The performance numbers are where things get interesting. The CM9 series comes with Kioxia's XL-flash, which is designed to achieve over 10 million IOPS, a figure that is around three to four times greater than traditional datacenter SSDs. XL-Flash is made using SLC NAND flash (the fastest flash type available) that boasts a read latency range of just 3 to 5 microseconds. For context, traditional SSDs normally have a peak at 3 to 4 million IOPS and have read latencies in the 40 to 100-microsecond range. That latency difference is the gap between a GPU waiting an eternity for data and a GPU that can retrieve it in a blink.

The technology sits at the intersection of two trends. First, Nvidia's Storage-Next initiative aims to address growing demand for GPU-accessible memory as AI workloads become more data-intensive. Second, the industry is bifurcating. Some SSDs are optimised for capacity and throughput; these are optimised purely for speed and random access patterns, with higher IOPS, finer-grained data access (512 bytes), and lower power consumption per IO, compared with Kioxia conventional TLC SSDs.

Kioxia is tackling the problem in two parts. The GP Series handles the general memory extension problem. But there's also the KIOXIA CM9 Series PCIe 5.0 E3.S SSD, offering 25.6 TB TLC capacity with 3 DWPD endurance, provides the performance, capacity, and endurance needed to support these large-scale inference environments. This bigger drive targets key-value cache, the specialised data structures that large language models use during inference.

The real-world implication is cost and efficiency. Expanding the GPU's usable memory space allows access to larger data sets and improves GPU utilization by moving more data closer to compute resources. Instead of buying more GPU memory, which is expensive and space-constrained, data centre operators can add high-performance storage. It is a different trade-off, one that works better the further you push AI models toward their limits.
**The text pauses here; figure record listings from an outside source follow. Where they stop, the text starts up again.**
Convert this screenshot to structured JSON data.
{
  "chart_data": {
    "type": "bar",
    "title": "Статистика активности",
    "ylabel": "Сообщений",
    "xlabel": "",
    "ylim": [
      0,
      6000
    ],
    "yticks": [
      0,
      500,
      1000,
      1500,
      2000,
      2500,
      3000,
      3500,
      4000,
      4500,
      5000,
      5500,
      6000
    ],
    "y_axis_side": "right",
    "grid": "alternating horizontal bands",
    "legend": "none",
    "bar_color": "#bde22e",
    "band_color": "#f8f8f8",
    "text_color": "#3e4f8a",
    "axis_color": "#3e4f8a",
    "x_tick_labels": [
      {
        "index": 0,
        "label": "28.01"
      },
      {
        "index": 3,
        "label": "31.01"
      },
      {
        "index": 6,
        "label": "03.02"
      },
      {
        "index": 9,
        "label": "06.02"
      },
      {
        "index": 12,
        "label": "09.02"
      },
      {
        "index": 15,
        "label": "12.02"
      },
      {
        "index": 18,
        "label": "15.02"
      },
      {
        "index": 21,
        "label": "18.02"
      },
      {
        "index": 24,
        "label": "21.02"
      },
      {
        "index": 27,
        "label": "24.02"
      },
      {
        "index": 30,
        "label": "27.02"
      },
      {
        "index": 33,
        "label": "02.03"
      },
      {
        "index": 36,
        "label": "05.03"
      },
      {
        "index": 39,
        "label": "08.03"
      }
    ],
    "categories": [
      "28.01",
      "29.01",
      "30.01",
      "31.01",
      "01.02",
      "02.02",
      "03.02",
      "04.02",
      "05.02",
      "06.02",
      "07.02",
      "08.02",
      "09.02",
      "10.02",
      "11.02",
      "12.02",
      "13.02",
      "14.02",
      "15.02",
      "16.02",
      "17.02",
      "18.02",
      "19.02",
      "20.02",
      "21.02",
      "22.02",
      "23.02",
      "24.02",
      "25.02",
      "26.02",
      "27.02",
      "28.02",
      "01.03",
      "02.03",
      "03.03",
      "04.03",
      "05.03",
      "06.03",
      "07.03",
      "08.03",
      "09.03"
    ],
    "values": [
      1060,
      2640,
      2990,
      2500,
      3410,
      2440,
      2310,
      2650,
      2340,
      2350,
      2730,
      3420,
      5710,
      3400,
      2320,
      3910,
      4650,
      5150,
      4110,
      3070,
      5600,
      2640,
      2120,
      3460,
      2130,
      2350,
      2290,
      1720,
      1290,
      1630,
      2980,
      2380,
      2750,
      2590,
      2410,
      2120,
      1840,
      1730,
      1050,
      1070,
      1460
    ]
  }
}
The catch is availability. Evaluation samples of KIOXIA GP Series will be available to select customers by the end of 2026. This is not a product you can buy today. It is an architecture that Kioxia and Nvidia have jointly specified, and it exists in prototype form right now. KIOXIA will be demonstrating the Super High IOPS SSD emulator and other technology innovations at NVIDIA GTC, booth 3522.
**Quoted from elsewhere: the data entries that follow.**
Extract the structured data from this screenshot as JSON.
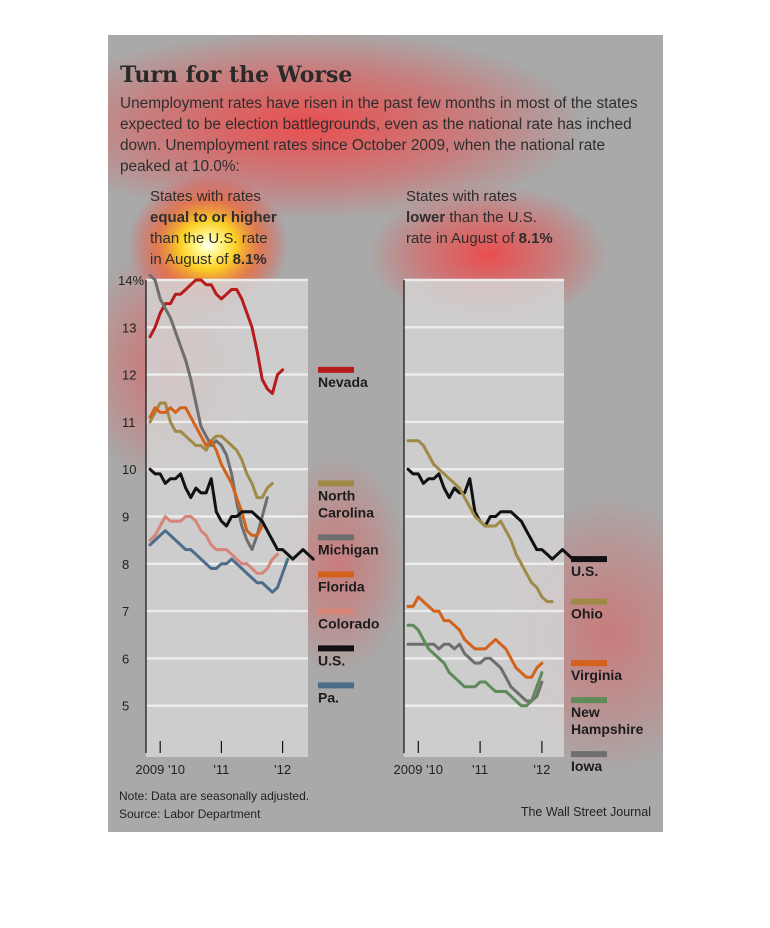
{
  "chart_data": {
    "type": "line",
    "title": "Turn for the Worse",
    "subtitle": "Unemployment rates have risen in the past few months in most of the states expected to be election battlegrounds, even as the national rate has inched down. Unemployment rates since October 2009, when the national rate peaked at 10.0%:",
    "note": "Note: Data are seasonally adjusted.",
    "source": "Source: Labor Department",
    "credit": "The Wall Street Journal",
    "ylim": [
      4,
      14
    ],
    "y_ticks": [
      {
        "value": 14,
        "label": "14%"
      },
      {
        "value": 13,
        "label": "13"
      },
      {
        "value": 12,
        "label": "12"
      },
      {
        "value": 11,
        "label": "11"
      },
      {
        "value": 10,
        "label": "10"
      },
      {
        "value": 9,
        "label": "9"
      },
      {
        "value": 8,
        "label": "8"
      },
      {
        "value": 7,
        "label": "7"
      },
      {
        "value": 6,
        "label": "6"
      },
      {
        "value": 5,
        "label": "5"
      }
    ],
    "x_ticks": [
      {
        "value": 2,
        "label": "2009 '10"
      },
      {
        "value": 14,
        "label": "'11"
      },
      {
        "value": 26,
        "label": "'12"
      }
    ],
    "grid": "horizontal",
    "colors": {
      "panel_bg": "#d4d4d4",
      "grid": "#ececec",
      "axis": "#111111",
      "nevada": "#b71c1c",
      "north_carolina": "#a08a48",
      "michigan": "#6e6e6e",
      "florida": "#d3621d",
      "us": "#111111",
      "colorado": "#d68578",
      "pennsylvania": "#4d6c8a",
      "ohio": "#a08a48",
      "virginia": "#d3621d",
      "iowa": "#6e6e6e",
      "new_hampshire": "#5f8a5a"
    },
    "panels": [
      {
        "heading": [
          "States with rates",
          "equal to or higher",
          "than the U.S. rate",
          "in August of ",
          "8.1%"
        ],
        "series": [
          {
            "name": "Nevada",
            "color_key": "nevada",
            "values": [
              12.8,
              13.0,
              13.3,
              13.5,
              13.5,
              13.7,
              13.7,
              13.8,
              13.9,
              14.0,
              14.0,
              13.9,
              13.9,
              13.7,
              13.6,
              13.7,
              13.8,
              13.8,
              13.6,
              13.3,
              13.0,
              12.5,
              11.9,
              11.7,
              11.6,
              12.0,
              12.1
            ]
          },
          {
            "name": "North Carolina",
            "color_key": "north_carolina",
            "values": [
              11.0,
              11.2,
              11.4,
              11.4,
              11.0,
              10.8,
              10.8,
              10.7,
              10.6,
              10.5,
              10.5,
              10.4,
              10.6,
              10.7,
              10.7,
              10.6,
              10.5,
              10.4,
              10.2,
              9.9,
              9.7,
              9.4,
              9.4,
              9.6,
              9.7
            ]
          },
          {
            "name": "Michigan",
            "color_key": "michigan",
            "values": [
              14.1,
              14.0,
              13.6,
              13.4,
              13.2,
              12.9,
              12.6,
              12.3,
              11.9,
              11.4,
              10.9,
              10.7,
              10.5,
              10.6,
              10.5,
              10.3,
              9.9,
              9.3,
              8.8,
              8.5,
              8.3,
              8.6,
              9.0,
              9.4
            ]
          },
          {
            "name": "Florida",
            "color_key": "florida",
            "values": [
              11.1,
              11.3,
              11.2,
              11.2,
              11.3,
              11.2,
              11.3,
              11.3,
              11.1,
              10.9,
              10.7,
              10.5,
              10.6,
              10.4,
              10.1,
              9.9,
              9.7,
              9.4,
              9.1,
              8.7,
              8.6,
              8.6,
              8.8
            ]
          },
          {
            "name": "U.S.",
            "color_key": "us",
            "values": [
              10.0,
              9.9,
              9.9,
              9.7,
              9.8,
              9.8,
              9.9,
              9.6,
              9.4,
              9.6,
              9.5,
              9.5,
              9.8,
              9.1,
              8.9,
              8.8,
              9.0,
              9.0,
              9.1,
              9.1,
              9.1,
              9.0,
              8.9,
              8.7,
              8.5,
              8.3,
              8.3,
              8.2,
              8.1,
              8.2,
              8.3,
              8.2,
              8.1
            ]
          },
          {
            "name": "Colorado",
            "color_key": "colorado",
            "values": [
              8.5,
              8.6,
              8.8,
              9.0,
              8.9,
              8.9,
              8.9,
              9.0,
              9.0,
              8.9,
              8.7,
              8.6,
              8.4,
              8.3,
              8.3,
              8.3,
              8.2,
              8.1,
              8.0,
              8.0,
              7.9,
              7.8,
              7.8,
              7.9,
              8.1,
              8.2
            ]
          },
          {
            "name": "Pa.",
            "color_key": "pennsylvania",
            "values": [
              8.4,
              8.5,
              8.6,
              8.7,
              8.6,
              8.5,
              8.4,
              8.3,
              8.3,
              8.2,
              8.1,
              8.0,
              7.9,
              7.9,
              8.0,
              8.0,
              8.1,
              8.0,
              7.9,
              7.8,
              7.7,
              7.6,
              7.6,
              7.5,
              7.4,
              7.5,
              7.8,
              8.1
            ]
          }
        ],
        "labels": [
          {
            "series": "Nevada",
            "lines": [
              "Nevada"
            ]
          },
          {
            "series": "North Carolina",
            "lines": [
              "North",
              "Carolina"
            ]
          },
          {
            "series": "Michigan",
            "lines": [
              "Michigan"
            ]
          },
          {
            "series": "Florida",
            "lines": [
              "Florida"
            ]
          },
          {
            "series": "U.S.",
            "lines": [
              "U.S."
            ]
          },
          {
            "series": "Colorado",
            "lines": [
              "Colorado"
            ]
          },
          {
            "series": "Pa.",
            "lines": [
              "Pa."
            ]
          }
        ]
      },
      {
        "heading": [
          "States with rates",
          "lower",
          " than the U.S.",
          "rate in August of ",
          "8.1%"
        ],
        "series": [
          {
            "name": "U.S.",
            "color_key": "us",
            "values": [
              10.0,
              9.9,
              9.9,
              9.7,
              9.8,
              9.8,
              9.9,
              9.6,
              9.4,
              9.6,
              9.5,
              9.5,
              9.8,
              9.1,
              8.9,
              8.8,
              9.0,
              9.0,
              9.1,
              9.1,
              9.1,
              9.0,
              8.9,
              8.7,
              8.5,
              8.3,
              8.3,
              8.2,
              8.1,
              8.2,
              8.3,
              8.2,
              8.1
            ]
          },
          {
            "name": "Ohio",
            "color_key": "ohio",
            "values": [
              10.6,
              10.6,
              10.6,
              10.5,
              10.3,
              10.1,
              10.0,
              9.9,
              9.8,
              9.7,
              9.6,
              9.4,
              9.2,
              9.0,
              8.9,
              8.8,
              8.8,
              8.8,
              8.9,
              8.7,
              8.5,
              8.2,
              8.0,
              7.8,
              7.6,
              7.5,
              7.3,
              7.2,
              7.2
            ]
          },
          {
            "name": "Virginia",
            "color_key": "virginia",
            "values": [
              7.1,
              7.1,
              7.3,
              7.2,
              7.1,
              7.0,
              7.0,
              6.8,
              6.8,
              6.7,
              6.6,
              6.4,
              6.3,
              6.2,
              6.2,
              6.2,
              6.3,
              6.4,
              6.3,
              6.2,
              6.0,
              5.8,
              5.7,
              5.6,
              5.6,
              5.8,
              5.9
            ]
          },
          {
            "name": "Iowa",
            "color_key": "iowa",
            "values": [
              6.3,
              6.3,
              6.3,
              6.3,
              6.3,
              6.3,
              6.2,
              6.3,
              6.3,
              6.2,
              6.3,
              6.1,
              6.0,
              5.9,
              5.9,
              6.0,
              6.0,
              5.9,
              5.8,
              5.6,
              5.4,
              5.3,
              5.2,
              5.1,
              5.1,
              5.2,
              5.5
            ]
          },
          {
            "name": "New Hampshire",
            "color_key": "new_hampshire",
            "values": [
              6.7,
              6.7,
              6.6,
              6.4,
              6.2,
              6.1,
              6.0,
              5.9,
              5.7,
              5.6,
              5.5,
              5.4,
              5.4,
              5.4,
              5.5,
              5.5,
              5.4,
              5.3,
              5.3,
              5.3,
              5.2,
              5.1,
              5.0,
              5.0,
              5.1,
              5.4,
              5.7
            ]
          }
        ],
        "labels": [
          {
            "series": "U.S.",
            "lines": [
              "U.S."
            ]
          },
          {
            "series": "Ohio",
            "lines": [
              "Ohio"
            ]
          },
          {
            "series": "Virginia",
            "lines": [
              "Virginia"
            ]
          },
          {
            "series": "Iowa",
            "lines": [
              "Iowa"
            ]
          },
          {
            "series": "New Hampshire",
            "lines": [
              "New",
              "Hampshire"
            ]
          }
        ]
      }
    ]
  }
}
The technical question is whether these drives can actually sustain 10 million IOPS in real workloads, or whether, like so many storage marketing claims, the numbers are achieved only under laboratory conditions. The market question is whether data centre builders will trust a new storage category. But the strategic question is settled: as AI models get bigger and memory constraints get tighter, the architecture itself has to change. Kioxia is betting this is how it changes.